Eis um dos lançamentos deste ano que eu queria muito ler. O livro estava praticamente jogado no Laboratório do meu curso na faculdade e o emprestei.
A princípio não gostei e até tinha comentado no Twitter. O início é um pouco disperso, não segue uma linha. Como é uma conversa mediada por um jornalista entre Umberto Eco e Jean-Claude Carrière, até pensei que as falas de Umberto Eco foram copiadas e coladas de disversos artigos do escritor, porque elas não se ligavam com a de Jean. Essa impressão talvez ficou por causa do livro que segue o mesmo estilo entre Verissimo e Ventura, que li há pouco tempo, mas que é realmente uma conversa.
Aos poucos, o livro vai melhorando. Há inúmeras citações a outros escritores e outros títulos. É um tipo de livro que você precisa ter um bloco de anotações ao lado para guardar todas as sugestões.
A leitura vale a pena e surpreende, se assim como eu, você pressupor que o livro trate da era digital. Até de bibliofilia podemos ler!


Manual do bibliófilo

E agora, meu caro bibliófilo aprendiz, de que mais podemos conversar? Já proseamos bastante (talvez demais na sua opinião) e falta ainda muita coisa que eu gostaria de lhe dizer. Mas, prosa sobre livros não tem fim. Você já deve estar cansado. Quer fechar este livro e ir cuidar da vida. Se cuidar da vida é, para você, ganhar mais dinheiro, digo-lhe que não vale a pena. Ganhar muito dinheiro dá enfarte. Sempre haverá o bastante para comprar-se um livro ambicionado. O resto é vão e não vale o sonho imenso de quem gosta de livros raros.
Não vive verdadeiramente quem não gosta de dar uma prosa com um amigo ou ler um livro com vagar. Desejo-lhe que tenha sempre tempo para prosear sobre livros. Quando nos encontrarmos de novo, espero que seja você quem me conte coisas sobre livros e me diga os exemplares raros que já possui.

É assim que termina o livro “O Bibliófilo aprendiz: prosa de um velho colecionador para ser lida por quem gosta de livros, mas pode também servir de pequeno guia aos que desejam formar uma coleção de obras raras, antigas ou modernas.”, editado pela Casa da Palavra em 2005 e escrito pelo grande bibliófilo Rubens Borba de Moraes.

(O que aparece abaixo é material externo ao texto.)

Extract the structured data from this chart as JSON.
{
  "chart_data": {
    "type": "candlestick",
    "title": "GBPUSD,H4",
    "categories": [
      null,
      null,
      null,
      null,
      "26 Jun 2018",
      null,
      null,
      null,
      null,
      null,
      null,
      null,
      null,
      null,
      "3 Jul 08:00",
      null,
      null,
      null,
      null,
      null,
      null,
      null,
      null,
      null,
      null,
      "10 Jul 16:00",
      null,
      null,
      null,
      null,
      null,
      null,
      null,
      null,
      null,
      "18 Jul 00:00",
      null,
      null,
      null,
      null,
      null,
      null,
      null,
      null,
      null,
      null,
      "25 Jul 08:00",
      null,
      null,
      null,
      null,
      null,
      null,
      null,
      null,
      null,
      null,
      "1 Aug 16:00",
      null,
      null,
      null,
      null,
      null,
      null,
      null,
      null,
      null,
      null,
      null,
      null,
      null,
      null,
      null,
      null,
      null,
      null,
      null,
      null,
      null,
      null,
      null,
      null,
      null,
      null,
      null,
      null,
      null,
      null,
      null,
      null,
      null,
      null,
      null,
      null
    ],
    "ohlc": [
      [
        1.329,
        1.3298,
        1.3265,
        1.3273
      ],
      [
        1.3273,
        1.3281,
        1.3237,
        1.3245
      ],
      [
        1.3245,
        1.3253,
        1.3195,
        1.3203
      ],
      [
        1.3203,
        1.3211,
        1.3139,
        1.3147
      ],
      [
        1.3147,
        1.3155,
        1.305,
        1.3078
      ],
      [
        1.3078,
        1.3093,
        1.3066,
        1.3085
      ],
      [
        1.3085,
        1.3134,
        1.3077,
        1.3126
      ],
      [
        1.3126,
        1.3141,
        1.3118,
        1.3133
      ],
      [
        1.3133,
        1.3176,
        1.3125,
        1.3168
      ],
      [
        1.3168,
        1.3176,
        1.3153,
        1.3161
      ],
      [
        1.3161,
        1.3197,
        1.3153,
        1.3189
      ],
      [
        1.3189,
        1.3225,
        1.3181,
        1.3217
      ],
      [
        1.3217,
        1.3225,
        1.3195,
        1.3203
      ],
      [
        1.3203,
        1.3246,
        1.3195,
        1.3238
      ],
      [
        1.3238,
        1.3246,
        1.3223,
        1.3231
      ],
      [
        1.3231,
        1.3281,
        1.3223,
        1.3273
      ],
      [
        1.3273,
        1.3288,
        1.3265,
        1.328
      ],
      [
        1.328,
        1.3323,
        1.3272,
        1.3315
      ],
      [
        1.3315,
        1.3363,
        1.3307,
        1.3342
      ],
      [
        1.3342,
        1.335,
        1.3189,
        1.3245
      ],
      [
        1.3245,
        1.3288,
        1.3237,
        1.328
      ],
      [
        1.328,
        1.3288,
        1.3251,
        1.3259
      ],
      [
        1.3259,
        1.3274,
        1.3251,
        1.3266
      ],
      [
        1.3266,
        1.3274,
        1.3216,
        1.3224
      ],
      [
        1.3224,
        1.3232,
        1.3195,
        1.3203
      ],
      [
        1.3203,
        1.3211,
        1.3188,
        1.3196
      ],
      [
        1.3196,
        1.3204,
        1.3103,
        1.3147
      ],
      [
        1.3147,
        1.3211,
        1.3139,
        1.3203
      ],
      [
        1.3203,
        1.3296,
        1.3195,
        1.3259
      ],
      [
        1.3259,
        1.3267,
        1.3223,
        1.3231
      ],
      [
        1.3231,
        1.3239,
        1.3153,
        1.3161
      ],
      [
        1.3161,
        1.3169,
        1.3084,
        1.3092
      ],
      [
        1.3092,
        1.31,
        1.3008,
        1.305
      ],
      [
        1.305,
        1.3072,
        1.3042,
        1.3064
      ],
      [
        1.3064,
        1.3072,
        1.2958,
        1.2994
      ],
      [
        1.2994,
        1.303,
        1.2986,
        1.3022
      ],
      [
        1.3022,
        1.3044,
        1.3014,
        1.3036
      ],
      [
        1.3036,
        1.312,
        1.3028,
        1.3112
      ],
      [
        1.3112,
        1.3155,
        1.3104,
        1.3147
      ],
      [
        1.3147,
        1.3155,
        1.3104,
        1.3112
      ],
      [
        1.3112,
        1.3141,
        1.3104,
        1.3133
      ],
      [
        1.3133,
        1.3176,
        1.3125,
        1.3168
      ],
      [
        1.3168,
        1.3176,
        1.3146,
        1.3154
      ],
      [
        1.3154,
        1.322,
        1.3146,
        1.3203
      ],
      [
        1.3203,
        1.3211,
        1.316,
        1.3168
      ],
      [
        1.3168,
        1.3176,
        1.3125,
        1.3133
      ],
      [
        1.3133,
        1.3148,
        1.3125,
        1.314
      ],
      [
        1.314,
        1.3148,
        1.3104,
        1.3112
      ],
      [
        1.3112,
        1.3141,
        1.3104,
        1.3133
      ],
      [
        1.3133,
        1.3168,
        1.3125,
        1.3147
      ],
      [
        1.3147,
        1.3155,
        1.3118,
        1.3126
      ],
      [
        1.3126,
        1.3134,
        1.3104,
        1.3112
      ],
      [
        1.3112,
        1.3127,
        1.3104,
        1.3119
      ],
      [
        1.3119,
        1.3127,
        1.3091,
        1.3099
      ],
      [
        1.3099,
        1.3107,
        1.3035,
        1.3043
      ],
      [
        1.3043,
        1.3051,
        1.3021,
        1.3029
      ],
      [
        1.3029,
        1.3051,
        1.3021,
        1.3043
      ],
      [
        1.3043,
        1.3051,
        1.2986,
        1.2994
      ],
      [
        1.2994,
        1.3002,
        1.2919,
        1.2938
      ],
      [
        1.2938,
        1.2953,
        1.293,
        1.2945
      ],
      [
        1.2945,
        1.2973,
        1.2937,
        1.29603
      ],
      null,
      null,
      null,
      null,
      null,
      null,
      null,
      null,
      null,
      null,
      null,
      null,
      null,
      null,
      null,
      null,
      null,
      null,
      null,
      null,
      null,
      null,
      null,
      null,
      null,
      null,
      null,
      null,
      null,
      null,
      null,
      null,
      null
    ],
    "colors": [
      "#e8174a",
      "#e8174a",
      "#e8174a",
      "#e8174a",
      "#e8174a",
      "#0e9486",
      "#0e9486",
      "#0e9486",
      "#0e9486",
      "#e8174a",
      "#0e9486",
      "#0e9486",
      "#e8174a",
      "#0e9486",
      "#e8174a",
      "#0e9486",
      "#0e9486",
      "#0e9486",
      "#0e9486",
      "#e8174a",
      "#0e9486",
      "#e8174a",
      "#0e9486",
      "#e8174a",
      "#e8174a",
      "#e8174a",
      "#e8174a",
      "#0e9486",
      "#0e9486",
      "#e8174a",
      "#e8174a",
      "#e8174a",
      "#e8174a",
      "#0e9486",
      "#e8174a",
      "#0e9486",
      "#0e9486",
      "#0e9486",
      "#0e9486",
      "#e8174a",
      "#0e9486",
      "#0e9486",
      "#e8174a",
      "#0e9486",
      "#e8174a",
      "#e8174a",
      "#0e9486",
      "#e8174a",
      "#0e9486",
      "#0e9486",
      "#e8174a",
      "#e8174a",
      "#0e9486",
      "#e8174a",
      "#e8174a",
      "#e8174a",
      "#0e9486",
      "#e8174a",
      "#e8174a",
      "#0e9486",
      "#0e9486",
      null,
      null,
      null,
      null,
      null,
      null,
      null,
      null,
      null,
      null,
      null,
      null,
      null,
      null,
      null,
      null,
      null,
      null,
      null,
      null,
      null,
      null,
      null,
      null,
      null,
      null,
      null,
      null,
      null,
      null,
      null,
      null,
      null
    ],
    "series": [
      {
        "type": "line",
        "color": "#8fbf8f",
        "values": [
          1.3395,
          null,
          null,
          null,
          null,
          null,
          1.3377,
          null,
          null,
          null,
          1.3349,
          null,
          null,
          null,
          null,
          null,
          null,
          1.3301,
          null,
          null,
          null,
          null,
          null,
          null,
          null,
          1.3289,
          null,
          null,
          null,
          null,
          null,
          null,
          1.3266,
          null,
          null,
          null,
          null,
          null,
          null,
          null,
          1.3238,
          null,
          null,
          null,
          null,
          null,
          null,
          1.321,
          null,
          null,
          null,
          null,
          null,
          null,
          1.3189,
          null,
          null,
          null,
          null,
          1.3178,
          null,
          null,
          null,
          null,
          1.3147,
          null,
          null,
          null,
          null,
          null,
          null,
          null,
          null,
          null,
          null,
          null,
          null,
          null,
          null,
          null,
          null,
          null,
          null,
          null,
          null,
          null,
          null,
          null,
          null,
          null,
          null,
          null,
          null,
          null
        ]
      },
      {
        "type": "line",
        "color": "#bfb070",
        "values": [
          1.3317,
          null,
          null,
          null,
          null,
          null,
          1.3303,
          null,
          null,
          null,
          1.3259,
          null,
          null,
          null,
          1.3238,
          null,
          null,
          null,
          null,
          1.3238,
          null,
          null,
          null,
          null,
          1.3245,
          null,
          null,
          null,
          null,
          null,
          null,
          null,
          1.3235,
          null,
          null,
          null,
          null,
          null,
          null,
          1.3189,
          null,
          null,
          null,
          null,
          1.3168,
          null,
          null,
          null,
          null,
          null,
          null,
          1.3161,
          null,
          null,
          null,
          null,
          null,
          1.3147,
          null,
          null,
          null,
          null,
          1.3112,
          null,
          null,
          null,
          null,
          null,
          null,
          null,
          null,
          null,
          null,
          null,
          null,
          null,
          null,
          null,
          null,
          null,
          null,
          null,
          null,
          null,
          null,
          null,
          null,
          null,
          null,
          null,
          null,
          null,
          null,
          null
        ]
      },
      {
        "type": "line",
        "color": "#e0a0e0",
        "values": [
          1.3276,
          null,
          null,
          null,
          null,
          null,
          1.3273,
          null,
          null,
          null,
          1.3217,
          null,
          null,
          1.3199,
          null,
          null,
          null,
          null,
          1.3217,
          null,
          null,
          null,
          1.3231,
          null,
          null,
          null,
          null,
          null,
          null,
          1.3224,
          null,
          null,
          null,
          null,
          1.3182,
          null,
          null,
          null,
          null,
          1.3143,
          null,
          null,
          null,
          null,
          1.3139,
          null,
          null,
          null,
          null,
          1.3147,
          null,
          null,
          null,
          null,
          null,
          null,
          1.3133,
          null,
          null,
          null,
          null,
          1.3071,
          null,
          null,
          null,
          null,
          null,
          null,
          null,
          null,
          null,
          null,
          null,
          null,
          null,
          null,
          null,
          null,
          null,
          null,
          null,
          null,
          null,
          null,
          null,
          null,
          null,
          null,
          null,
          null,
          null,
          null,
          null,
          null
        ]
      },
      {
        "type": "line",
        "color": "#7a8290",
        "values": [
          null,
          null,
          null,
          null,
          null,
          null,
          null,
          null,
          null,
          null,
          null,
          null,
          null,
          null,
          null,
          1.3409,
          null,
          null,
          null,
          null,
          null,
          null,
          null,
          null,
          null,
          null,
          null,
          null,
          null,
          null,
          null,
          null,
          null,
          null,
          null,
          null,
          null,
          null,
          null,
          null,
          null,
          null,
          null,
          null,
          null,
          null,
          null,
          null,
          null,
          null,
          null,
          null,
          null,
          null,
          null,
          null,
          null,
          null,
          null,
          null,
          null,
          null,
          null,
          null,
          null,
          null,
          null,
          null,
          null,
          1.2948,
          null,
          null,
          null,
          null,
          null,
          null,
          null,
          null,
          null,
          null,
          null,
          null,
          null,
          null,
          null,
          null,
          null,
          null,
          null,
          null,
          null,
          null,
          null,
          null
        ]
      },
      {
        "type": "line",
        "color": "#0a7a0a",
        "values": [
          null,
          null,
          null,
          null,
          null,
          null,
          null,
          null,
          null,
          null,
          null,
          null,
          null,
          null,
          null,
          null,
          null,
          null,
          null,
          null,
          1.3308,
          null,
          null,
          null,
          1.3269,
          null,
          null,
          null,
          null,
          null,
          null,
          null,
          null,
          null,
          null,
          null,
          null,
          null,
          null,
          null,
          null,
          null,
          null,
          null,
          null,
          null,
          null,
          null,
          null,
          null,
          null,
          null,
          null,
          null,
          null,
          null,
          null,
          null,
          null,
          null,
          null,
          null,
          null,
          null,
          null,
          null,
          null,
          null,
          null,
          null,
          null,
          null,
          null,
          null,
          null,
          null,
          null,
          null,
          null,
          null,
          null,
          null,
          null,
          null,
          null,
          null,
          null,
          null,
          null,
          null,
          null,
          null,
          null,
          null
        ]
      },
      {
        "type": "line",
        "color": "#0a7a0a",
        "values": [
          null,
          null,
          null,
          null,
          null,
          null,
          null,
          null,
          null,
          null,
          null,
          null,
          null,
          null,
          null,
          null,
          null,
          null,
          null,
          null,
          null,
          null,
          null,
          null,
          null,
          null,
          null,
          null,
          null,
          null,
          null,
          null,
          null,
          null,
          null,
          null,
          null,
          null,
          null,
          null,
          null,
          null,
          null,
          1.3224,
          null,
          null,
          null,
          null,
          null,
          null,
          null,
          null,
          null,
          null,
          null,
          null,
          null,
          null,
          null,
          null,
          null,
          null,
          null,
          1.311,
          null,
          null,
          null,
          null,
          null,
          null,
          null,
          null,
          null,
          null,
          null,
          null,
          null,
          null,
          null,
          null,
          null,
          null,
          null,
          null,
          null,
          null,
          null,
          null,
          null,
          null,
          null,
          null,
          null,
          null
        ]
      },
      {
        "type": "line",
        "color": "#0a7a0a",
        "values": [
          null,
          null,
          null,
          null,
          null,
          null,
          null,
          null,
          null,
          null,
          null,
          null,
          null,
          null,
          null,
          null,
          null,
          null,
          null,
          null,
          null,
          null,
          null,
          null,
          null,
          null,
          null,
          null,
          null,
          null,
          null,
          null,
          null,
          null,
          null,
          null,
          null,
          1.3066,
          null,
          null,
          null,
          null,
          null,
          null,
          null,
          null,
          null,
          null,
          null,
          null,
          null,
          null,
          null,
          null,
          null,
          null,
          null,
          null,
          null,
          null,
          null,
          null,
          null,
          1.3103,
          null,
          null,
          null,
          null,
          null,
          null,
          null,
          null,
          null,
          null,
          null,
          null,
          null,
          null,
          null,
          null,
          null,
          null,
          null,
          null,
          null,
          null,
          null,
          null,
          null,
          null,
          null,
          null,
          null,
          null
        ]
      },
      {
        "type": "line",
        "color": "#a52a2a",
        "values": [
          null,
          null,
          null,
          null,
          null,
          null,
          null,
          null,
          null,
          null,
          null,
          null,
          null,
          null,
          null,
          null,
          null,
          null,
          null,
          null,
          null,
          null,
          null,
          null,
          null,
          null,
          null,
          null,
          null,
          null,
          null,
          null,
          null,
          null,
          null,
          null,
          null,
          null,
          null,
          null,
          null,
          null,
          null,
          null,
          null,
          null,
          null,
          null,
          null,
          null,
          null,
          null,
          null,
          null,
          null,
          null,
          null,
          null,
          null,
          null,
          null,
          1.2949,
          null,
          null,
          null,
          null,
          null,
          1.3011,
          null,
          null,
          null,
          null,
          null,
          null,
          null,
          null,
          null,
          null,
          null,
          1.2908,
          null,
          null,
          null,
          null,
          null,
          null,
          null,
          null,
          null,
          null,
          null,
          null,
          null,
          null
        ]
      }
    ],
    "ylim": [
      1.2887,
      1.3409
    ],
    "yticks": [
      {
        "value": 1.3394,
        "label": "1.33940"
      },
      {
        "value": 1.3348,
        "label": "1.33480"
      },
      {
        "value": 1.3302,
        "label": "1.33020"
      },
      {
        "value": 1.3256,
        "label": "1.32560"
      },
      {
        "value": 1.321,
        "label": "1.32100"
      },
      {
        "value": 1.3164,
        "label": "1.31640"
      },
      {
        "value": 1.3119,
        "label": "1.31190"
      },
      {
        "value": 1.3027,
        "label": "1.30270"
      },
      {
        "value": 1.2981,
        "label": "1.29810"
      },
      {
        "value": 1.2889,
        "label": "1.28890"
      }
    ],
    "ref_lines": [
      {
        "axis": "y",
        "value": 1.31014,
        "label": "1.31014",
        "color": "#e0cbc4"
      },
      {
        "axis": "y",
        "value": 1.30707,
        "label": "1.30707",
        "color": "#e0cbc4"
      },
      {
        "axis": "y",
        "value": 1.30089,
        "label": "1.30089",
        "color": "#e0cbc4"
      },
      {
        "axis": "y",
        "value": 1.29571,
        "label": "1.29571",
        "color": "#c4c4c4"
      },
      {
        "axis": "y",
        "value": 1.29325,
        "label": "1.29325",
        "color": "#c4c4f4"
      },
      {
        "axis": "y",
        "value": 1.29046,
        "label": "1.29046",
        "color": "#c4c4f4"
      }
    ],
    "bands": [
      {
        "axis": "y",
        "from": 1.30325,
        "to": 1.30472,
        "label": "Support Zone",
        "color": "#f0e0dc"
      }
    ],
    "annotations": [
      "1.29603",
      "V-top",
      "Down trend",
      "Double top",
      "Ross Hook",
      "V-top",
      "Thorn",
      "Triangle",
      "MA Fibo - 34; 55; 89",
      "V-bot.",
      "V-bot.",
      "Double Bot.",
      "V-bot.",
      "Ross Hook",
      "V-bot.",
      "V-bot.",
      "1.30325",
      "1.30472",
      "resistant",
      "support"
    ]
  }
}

Em todo o livro sente-se a audácia de Rubens, ele não tem medo de criticar famosos, não tem medo de colocar a sua opinião sem demagogias. E o livro é isso mesmo que diz no “pequeno” subtítulo, quem quiser montar uma coleção de obras raras tem o guia completo em mãos. Trata desde como armazenar os livros (cuidando com pó, clima e bichos) até a história de grandes raridades que bibliófilos sempre correm atrás.

 

Realmente, valeu muito a pena ter lido este livro! Indico aos apaixonados por livros.